Tikkanen M J
Department of Medicine, Helsinki University Central Hospital, Finland.
Maturitas. 1996 Mar;23(2):209-16. doi: 10.1016/0378-5122(95)00950-7.
To review the recent literature concerning the effects of the menopause and hormone replacement therapy (HRT) on the plasma lipoprotein and hemostatic system, as well as on the interaction between these two coronary heart disease (CHD) risk factor systems. METHODS. Collection of information from relevant scientific journals, and by the use of Medline and Current Contents.
The mainly beneficial effects of unopposed oral estrogen replacement on the plasma lipoprotein pattern are preserved to different degrees after addition of progestin to the regimen. Nortestostorone-derived progestins tend to lower HDL cholesterol levels more than progesterone derivatives. The slight triglyceride-elevating effect on conjugated equine estrogens was in a large study not significantly counteracted by progesterone derivatives but can, according to other studies, be reversed by nortestosterone-derived progestins. A limited number of studies on transdermal administration of estradiol has suggested that the effects on plasma lipoproteins are smaller than during oral administration. There is no convincing evidence that currently used HRT regimens would significantly increase the risk of thrombosis. Nevertheless, the finding in some studies that plasma triglyceride elevations could in theory be associated with impaired fibrinolysis and enhanced coagulation merit further attention as some HRT regimens tend to increase plasma triglyceride levels. From a theoretical point of view, transdermal estrogen delivery would be preferable in women at risk for thrombosis, as they have less pronounced effects on liver functions, including production of hemostatic factors and very-low-density lipoprotein triglycerides.

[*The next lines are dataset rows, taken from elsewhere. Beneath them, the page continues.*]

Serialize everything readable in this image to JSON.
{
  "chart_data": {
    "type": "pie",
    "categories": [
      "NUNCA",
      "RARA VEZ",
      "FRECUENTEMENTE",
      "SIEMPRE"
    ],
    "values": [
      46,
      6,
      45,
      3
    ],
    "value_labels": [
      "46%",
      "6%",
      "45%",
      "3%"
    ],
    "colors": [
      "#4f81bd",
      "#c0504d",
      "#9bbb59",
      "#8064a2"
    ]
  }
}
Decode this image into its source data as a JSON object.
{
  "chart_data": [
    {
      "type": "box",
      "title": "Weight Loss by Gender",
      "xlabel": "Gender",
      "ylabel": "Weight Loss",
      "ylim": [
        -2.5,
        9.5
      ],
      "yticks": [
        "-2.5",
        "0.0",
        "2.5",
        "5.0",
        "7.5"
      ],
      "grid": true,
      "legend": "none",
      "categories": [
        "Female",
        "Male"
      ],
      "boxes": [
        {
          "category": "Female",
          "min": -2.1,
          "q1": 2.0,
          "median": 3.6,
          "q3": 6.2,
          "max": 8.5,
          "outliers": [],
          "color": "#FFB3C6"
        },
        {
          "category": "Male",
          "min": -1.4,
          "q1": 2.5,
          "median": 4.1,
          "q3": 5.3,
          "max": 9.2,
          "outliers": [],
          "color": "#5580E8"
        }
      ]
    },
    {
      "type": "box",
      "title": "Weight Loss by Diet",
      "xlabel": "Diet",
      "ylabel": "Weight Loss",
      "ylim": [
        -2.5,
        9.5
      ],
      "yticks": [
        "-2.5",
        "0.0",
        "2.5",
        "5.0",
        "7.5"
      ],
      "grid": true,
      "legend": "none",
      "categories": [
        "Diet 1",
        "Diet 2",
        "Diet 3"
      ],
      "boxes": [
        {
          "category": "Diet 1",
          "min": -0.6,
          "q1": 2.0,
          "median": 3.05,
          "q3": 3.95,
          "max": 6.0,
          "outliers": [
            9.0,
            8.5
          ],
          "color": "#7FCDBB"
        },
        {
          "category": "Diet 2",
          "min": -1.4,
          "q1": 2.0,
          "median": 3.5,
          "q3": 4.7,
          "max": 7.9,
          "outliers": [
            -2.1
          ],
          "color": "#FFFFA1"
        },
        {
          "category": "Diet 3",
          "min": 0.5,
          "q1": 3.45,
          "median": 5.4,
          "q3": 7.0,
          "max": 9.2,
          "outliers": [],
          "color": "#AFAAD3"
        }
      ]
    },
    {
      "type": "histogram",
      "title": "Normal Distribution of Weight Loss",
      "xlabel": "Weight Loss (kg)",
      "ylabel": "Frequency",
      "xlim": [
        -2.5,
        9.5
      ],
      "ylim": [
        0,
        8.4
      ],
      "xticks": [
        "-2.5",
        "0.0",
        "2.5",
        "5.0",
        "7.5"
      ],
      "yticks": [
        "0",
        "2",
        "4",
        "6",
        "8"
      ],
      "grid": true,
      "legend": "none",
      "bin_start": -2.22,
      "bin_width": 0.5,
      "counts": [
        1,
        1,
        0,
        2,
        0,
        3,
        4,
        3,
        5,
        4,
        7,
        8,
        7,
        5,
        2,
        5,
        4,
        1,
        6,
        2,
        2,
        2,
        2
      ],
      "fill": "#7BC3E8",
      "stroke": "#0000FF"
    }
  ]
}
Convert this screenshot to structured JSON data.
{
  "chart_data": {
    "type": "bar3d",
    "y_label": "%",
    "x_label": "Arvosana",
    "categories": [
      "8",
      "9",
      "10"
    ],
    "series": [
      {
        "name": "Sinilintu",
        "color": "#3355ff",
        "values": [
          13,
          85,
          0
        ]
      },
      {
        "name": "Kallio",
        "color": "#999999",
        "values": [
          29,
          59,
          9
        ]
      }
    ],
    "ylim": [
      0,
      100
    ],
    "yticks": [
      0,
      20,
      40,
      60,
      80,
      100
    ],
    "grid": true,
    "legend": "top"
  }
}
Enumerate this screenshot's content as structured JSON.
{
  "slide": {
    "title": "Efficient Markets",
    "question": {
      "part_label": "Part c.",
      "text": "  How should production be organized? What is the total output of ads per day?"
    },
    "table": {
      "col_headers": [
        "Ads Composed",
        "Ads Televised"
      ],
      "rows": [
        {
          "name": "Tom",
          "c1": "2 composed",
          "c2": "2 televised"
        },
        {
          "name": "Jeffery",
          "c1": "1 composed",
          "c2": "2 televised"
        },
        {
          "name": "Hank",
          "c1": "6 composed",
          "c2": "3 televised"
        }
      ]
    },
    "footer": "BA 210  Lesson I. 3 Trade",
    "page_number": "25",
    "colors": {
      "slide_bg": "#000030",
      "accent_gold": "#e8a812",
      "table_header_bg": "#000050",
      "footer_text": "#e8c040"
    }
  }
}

While the numerous existing HRT regimens provide many alternative and useful possibilities, further studies are needed concerning (a) novel progestins with minimal HDL cholesterol lowering effects, (b) transdermal and other non-oral routes for HRT, (c) possible antioxidative properties of estrogen and (d) metabolic links between the lipoprotein and hemostatic risk factor systems.
回顾近期有关绝经和激素替代疗法(HRT)对血浆脂蛋白及止血系统的影响,以及这两个冠心病(CHD)危险因素系统之间相互作用的文献。方法:从相关科学期刊收集信息,并使用医学在线数据库(Medline)和《现刊目次》(Current Contents)。
在方案中添加孕激素后,单纯口服雌激素替代对血浆脂蛋白模式的主要有益作用在不同程度上得以保留。睾酮衍生的孕激素比孕酮衍生物更倾向于降低高密度脂蛋白胆固醇水平。在一项大型研究中,结合马雌激素对甘油三酯的轻微升高作用未被孕酮衍生物显著抵消,但根据其他研究,可被睾酮衍生的孕激素逆转。有限数量的关于经皮给予雌二醇的研究表明,其对血浆脂蛋白的影响小于口服给药。没有令人信服的证据表明目前使用的HRT方案会显著增加血栓形成风险。然而,一些研究发现,由于某些HRT方案倾向于提高血浆甘油三酯水平,理论上血浆甘油三酯升高可能与纤维蛋白溶解受损和凝血增强有关,这值得进一步关注。从理论角度看,对于有血栓形成风险的女性,经皮雌激素给药可能更可取,因为其对肝功能的影响较小,包括止血因子和极低密度脂蛋白甘油三酯的产生。
虽然现有的众多HRT方案提供了许多可供选择且有用的可能性,但仍需要进一步研究:(a)对高密度脂蛋白胆固醇降低作用最小的新型孕激素;(b)HRT的经皮和其他非口服途径;(c)雌激素可能的抗氧化特性;(d)脂蛋白和止血危险因素系统之间的代谢联系。